I'm writing an application for Windows 10 to display and update text at specific locations in a Windows console window. The program is launched by a command in the console window. Upon launch, it erases the window's previous contents, then displays its output, updating as it goes, until completion. Upon exit, it should leave the displayed output in place, and a new command prompt should appear below. Launch, display, and subsequent command prompt all occur in the same console window. (Old school, I know, but that's the requirement.) The program is written in C and uses calls to the PDcurses library to control cursor placement and to output display text to the screen. The application is built with GCC/MinGW on a Windows 10 platform.

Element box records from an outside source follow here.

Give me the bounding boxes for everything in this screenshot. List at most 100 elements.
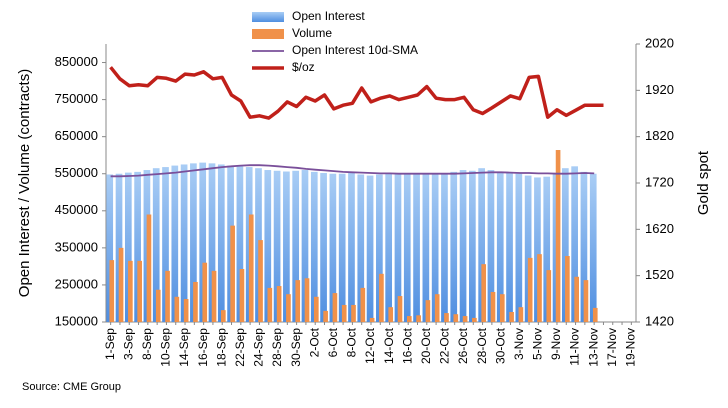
- volume-bar: [165, 270, 170, 322]
- open-interest-bar: [571, 166, 578, 322]
- x-tick-label: 2-Oct: [307, 327, 321, 357]
- volume-bar: [537, 254, 542, 322]
- volume-bar: [267, 287, 273, 322]
- x-tick-label: 30-Sep: [289, 328, 303, 367]
- volume-bar: [193, 281, 198, 322]
- source-note: Source: CME Group: [22, 381, 121, 393]
- volume-bar: [592, 307, 598, 322]
- volume-bar: [230, 225, 235, 322]
- volume-bar: [453, 314, 459, 322]
- volume-bar: [509, 311, 514, 322]
- x-tick-label: 14-Sep: [177, 328, 191, 367]
- legend-label: Open Interest 10d-SMA: [292, 43, 418, 57]
- volume-bar: [221, 310, 226, 322]
- open-interest-bar: [301, 170, 309, 322]
- volume-bar: [388, 307, 394, 322]
- y-tick-label: 250000: [55, 276, 98, 291]
- volume-bar: [490, 291, 496, 322]
- legend-label: Volume: [292, 26, 332, 40]
- volume-bar: [128, 260, 133, 322]
- legend-swatch: [252, 12, 284, 22]
- volume-bar: [239, 268, 245, 322]
- open-interest-bar: [283, 171, 290, 322]
- volume-bar: [146, 214, 152, 322]
- volume-bar: [565, 256, 570, 322]
- x-tick-label: 20-Oct: [419, 327, 433, 364]
- y-axis-title: Open Interest / Volume (contracts): [16, 69, 33, 297]
- y-tick-label: 750000: [55, 91, 98, 106]
- volume-bar: [583, 280, 589, 322]
- open-interest-bar: [180, 164, 188, 322]
- volume-bar: [341, 304, 347, 322]
- x-tick-label: 22-Sep: [233, 328, 247, 367]
- y2-tick-label: 1420: [645, 313, 674, 328]
- x-tick-label: 12-Oct: [363, 327, 377, 364]
- volume-bar: [425, 300, 431, 322]
- volume-bar: [174, 296, 180, 322]
- x-tick-label: 8-Oct: [345, 327, 359, 357]
- open-interest-bar: [506, 172, 513, 322]
- x-tick-label: 8-Sep: [140, 328, 154, 360]
- open-interest-bar: [580, 171, 588, 322]
- open-interest-bar: [236, 166, 244, 322]
- y-tick-label: 450000: [55, 202, 98, 217]
- open-interest-bar: [152, 168, 160, 322]
- volume-bar: [137, 260, 142, 322]
- y-tick-label: 350000: [55, 239, 98, 254]
- volume-bar: [434, 294, 440, 322]
- open-interest-bar: [431, 174, 439, 322]
- volume-bar: [546, 270, 552, 322]
- volume-bar: [481, 264, 487, 322]
- volume-bar: [397, 296, 403, 322]
- x-tick-label: 11-Nov: [568, 328, 582, 366]
- open-interest-bar: [376, 174, 383, 322]
- x-tick-label: 24-Sep: [252, 328, 266, 367]
- x-tick-label: 9-Nov: [549, 328, 563, 360]
- open-interest-bar: [441, 173, 448, 322]
- volume-bar: [211, 270, 217, 322]
- open-interest-bar: [338, 173, 346, 322]
- legend-swatch: [252, 29, 284, 39]
- open-interest-bar: [459, 170, 467, 322]
- volume-bar: [248, 214, 254, 322]
- open-interest-bar: [329, 173, 337, 322]
- volume-bar: [472, 317, 477, 322]
- sma-line: [110, 164, 595, 178]
- x-tick-label: 22-Oct: [438, 327, 452, 364]
- volume-bar: [555, 150, 561, 322]
- open-interest-bar: [385, 173, 393, 322]
- x-tick-label: 17-Nov: [605, 328, 619, 367]
- open-interest-bar: [106, 174, 114, 322]
- open-interest-bar: [496, 171, 504, 322]
- open-interest-bar: [515, 173, 523, 322]
- legend-label: Open Interest: [292, 9, 365, 23]
- open-interest-bar: [534, 177, 541, 322]
- volume-bar: [286, 294, 291, 322]
- open-interest-bar: [561, 168, 569, 322]
- volume-bar: [323, 310, 328, 322]
- y2-tick-label: 1720: [645, 174, 674, 189]
- y2-tick-label: 1920: [645, 82, 674, 97]
- y-tick-label: 550000: [55, 165, 98, 180]
- x-tick-label: 5-Nov: [531, 328, 545, 360]
- x-tick-label: 16-Oct: [400, 327, 414, 364]
- volume-bar: [155, 289, 161, 322]
- y-tick-label: 650000: [55, 128, 98, 143]
- volume-bar: [379, 273, 384, 322]
- volume-bar: [527, 257, 533, 322]
- open-interest-bar: [292, 170, 300, 322]
- open-interest-bar: [273, 170, 281, 322]
- x-tick-label: 3-Nov: [512, 328, 526, 360]
- open-interest-bar: [543, 176, 551, 322]
- volume-bar: [369, 317, 375, 322]
- y-tick-label: 150000: [55, 313, 98, 328]
- open-interest-bar: [134, 171, 141, 322]
- y2-tick-label: 1620: [645, 221, 674, 236]
- volume-bar: [360, 287, 366, 322]
- open-interest-bar: [190, 163, 197, 322]
- open-interest-bar: [487, 170, 495, 322]
- open-interest-bar: [478, 168, 485, 322]
- open-interest-bar: [208, 163, 216, 322]
- volume-bar: [416, 315, 421, 322]
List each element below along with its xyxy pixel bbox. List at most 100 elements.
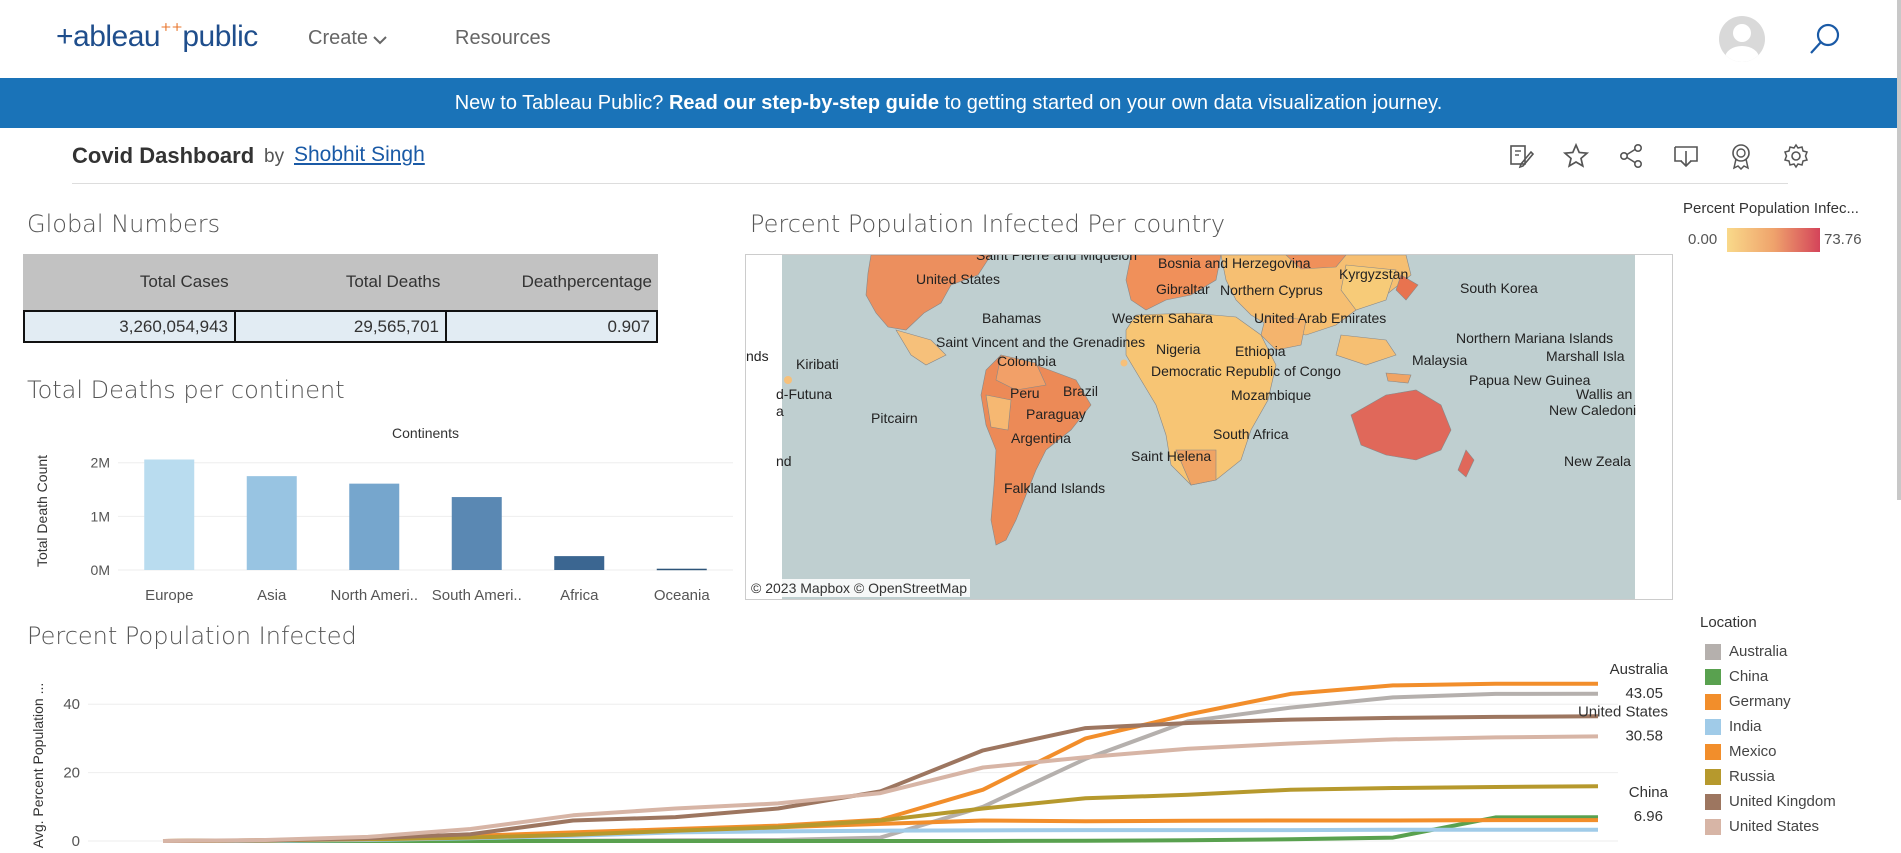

Everything works until the application exits, but then the display output disappears and the previous window contents (from before the app was launched) reappear. From what I can tell, this seems to be the default behavior for curses, possibly due to the way it handles screen buffering.
I'm looking for ways to override this behavior, but I'm not sure how to approach it. Can I direct PDcurses to write to the standard screen buffer rather than the alternate screen buffer (if that's what's going on)? If so, how? Should I copy the contents of the screen buffer before I call endwin(), then copy those contents back to the screen buffer afterward? Again, how? I'm sure this problem has already been solved, probably many times, but I haven't found any solutions that seem to apply to a C executable running in a Windows console, and I have only limited experience with PDcurses and the Windows API library. Any help would be appreciated.
CodePudding user response:
The official way to do it is to set an environment variable: set PDC_RESTORE_SCREEN=0
. You can combine this with set PDC_PRESERVE_SCREEN=Y
to prevent PDCurses from clearing the screen at startup.